Roach, Ronald, Black Issues in Higher Education
Now that DNA evidence conclusively proves the third U.S. president fathered the child of a slave, scholars weigh in on what it means for the discipline of American History
It came as little surprise to law professor Annette Gordon-Reed that DNA testing conclusively proved that Thomas Jefferson fathered a child by Sally Hemings, a slave woman he owned.
"I was ninety-eight percent sure the test would reveal the connection," the New York Law School professor said.

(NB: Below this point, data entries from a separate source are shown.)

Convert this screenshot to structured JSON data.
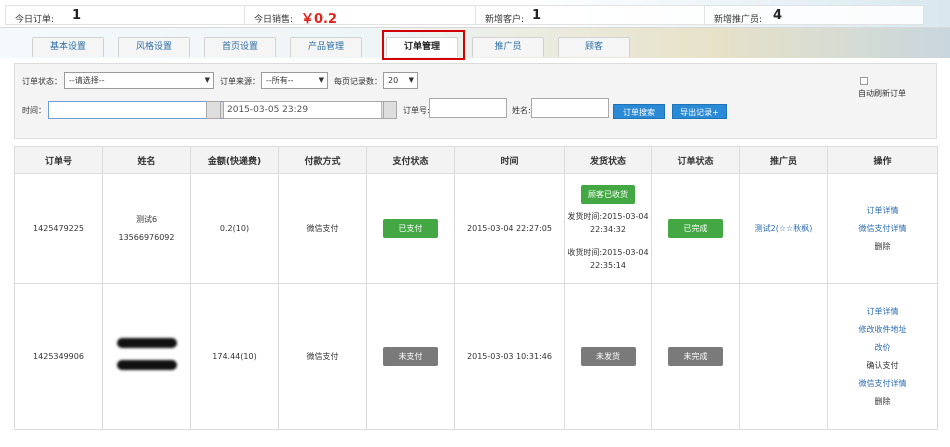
{
  "stats": [
    {
      "label": "今日订单:",
      "value": "1",
      "color": ""
    },
    {
      "label": "今日销售:",
      "value": "￥0.2",
      "color": "#e0241b"
    },
    {
      "label": "新增客户:",
      "value": "1",
      "color": ""
    },
    {
      "label": "新增推广员:",
      "value": "4",
      "color": ""
    }
  ],
  "tabs": [
    {
      "label": "基本设置"
    },
    {
      "label": "风格设置"
    },
    {
      "label": "首页设置"
    },
    {
      "label": "产品管理"
    },
    {
      "label": "订单管理",
      "active": true
    },
    {
      "label": "推广员"
    },
    {
      "label": "顾客"
    }
  ],
  "filter": {
    "order_status_label": "订单状态：",
    "order_status_value": "--请选择--",
    "order_source_label": "订单来源：",
    "order_source_value": "--所有--",
    "page_size_label": "每页记录数：",
    "page_size_value": "20",
    "time_label": "时间：",
    "time_start": "",
    "time_end": "2015-03-05 23:29",
    "order_no_label": "订单号:",
    "order_no_value": "",
    "name_label": "姓名:",
    "name_value": "",
    "search_button": "订单搜索",
    "export_button": "导出记录+",
    "auto_refresh_label": "自动刷新订单"
  },
  "table": {
    "headers": [
      "订单号",
      "姓名",
      "金额(快递费)",
      "付款方式",
      "支付状态",
      "时间",
      "发货状态",
      "订单状态",
      "推广员",
      "操作"
    ],
    "rows": [
      {
        "order_no": "1425479225",
        "name_line1": "测试6",
        "name_line2": "13566976092",
        "amount": "0.2(10)",
        "payment_method": "微信支付",
        "pay_status": "已支付",
        "time": "2015-03-04 22:27:05",
        "ship_status": "顾客已收货",
        "ship_time": "发货时间:2015-03-04 22:34:32",
        "receive_time": "收货时间:2015-03-04 22:35:14",
        "order_status": "已完成",
        "promoter": "测试2(☆☆秋枫)",
        "actions": [
          {
            "label": "订单详情",
            "link": true
          },
          {
            "label": "微信支付详情",
            "link": true
          },
          {
            "label": "删除",
            "link": false
          }
        ]
      },
      {
        "order_no": "1425349906",
        "amount": "174.44(10)",
        "payment_method": "微信支付",
        "pay_status": "未支付",
        "time": "2015-03-03 10:31:46",
        "ship_status": "未发货",
        "order_status": "未完成",
        "promoter": "",
        "actions": [
          {
            "label": "订单详情",
            "link": true
          },
          {
            "label": "修改收件地址",
            "link": true
          },
          {
            "label": "改价",
            "link": true
          },
          {
            "label": "确认支付",
            "link": false
          },
          {
            "label": "微信支付详情",
            "link": true
          },
          {
            "label": "删除",
            "link": false
          }
        ]
      }
    ]
  }
}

Before the scientific testing had gotten underway, Gordon-Reed, a legal scholar and an authority on Jefferson, had already written that the 200-year debate would require nothing short of hard scientific evidence to prove that the nation's third president had a sexual relationship with a slave.
"I suspect that if [verifying the story] is ever done, it will be the result of the miracles of modern science and all the wonders of DNA research, and not because of any interpretation of documents and statements," Gordon-Reed wrote in her 1997 book, Thomas Jefferson and Sally Hemings: An American Controversy.
Last month, a scientific experiment conducted by a retired University of Virginia medical school professor showed that Jefferson had fathered Eston Hemings, the youngest son of the seven children born to Sally Hemings. Dr. Eugene Foster, a retired pathology professor, established a similar or exact male chromosome link between a living descendant of Field Jefferson, the former president's uncle, and John Weeks Jefferson, a living descendant of Eston Hemings. A link between the Field Jefferson line, however, was not established with the living male descendants of Thomas Woodson, the first child of Sally Hemings. The test applied to males descending from their direct line of male forefathers.
Nonetheless, the DNA evidence coupled with the historical evidence known about Hemings's descendants is leading the academic community to accept the argument that Jefferson had a long-term relationship with Hemings, fathering possibly all seven of the children born to her.
Black scholars, like Gordon-Reed, say the DNA testing only confirmed what they had believed all along -- that Jefferson had a relationship with Hemings. For Black scholars, the statements by descendants of Sally Hemings, the oral histories of the families descended from her, and other historical evidence supporting the claims of the controversial relationship had already proved conclusive enough.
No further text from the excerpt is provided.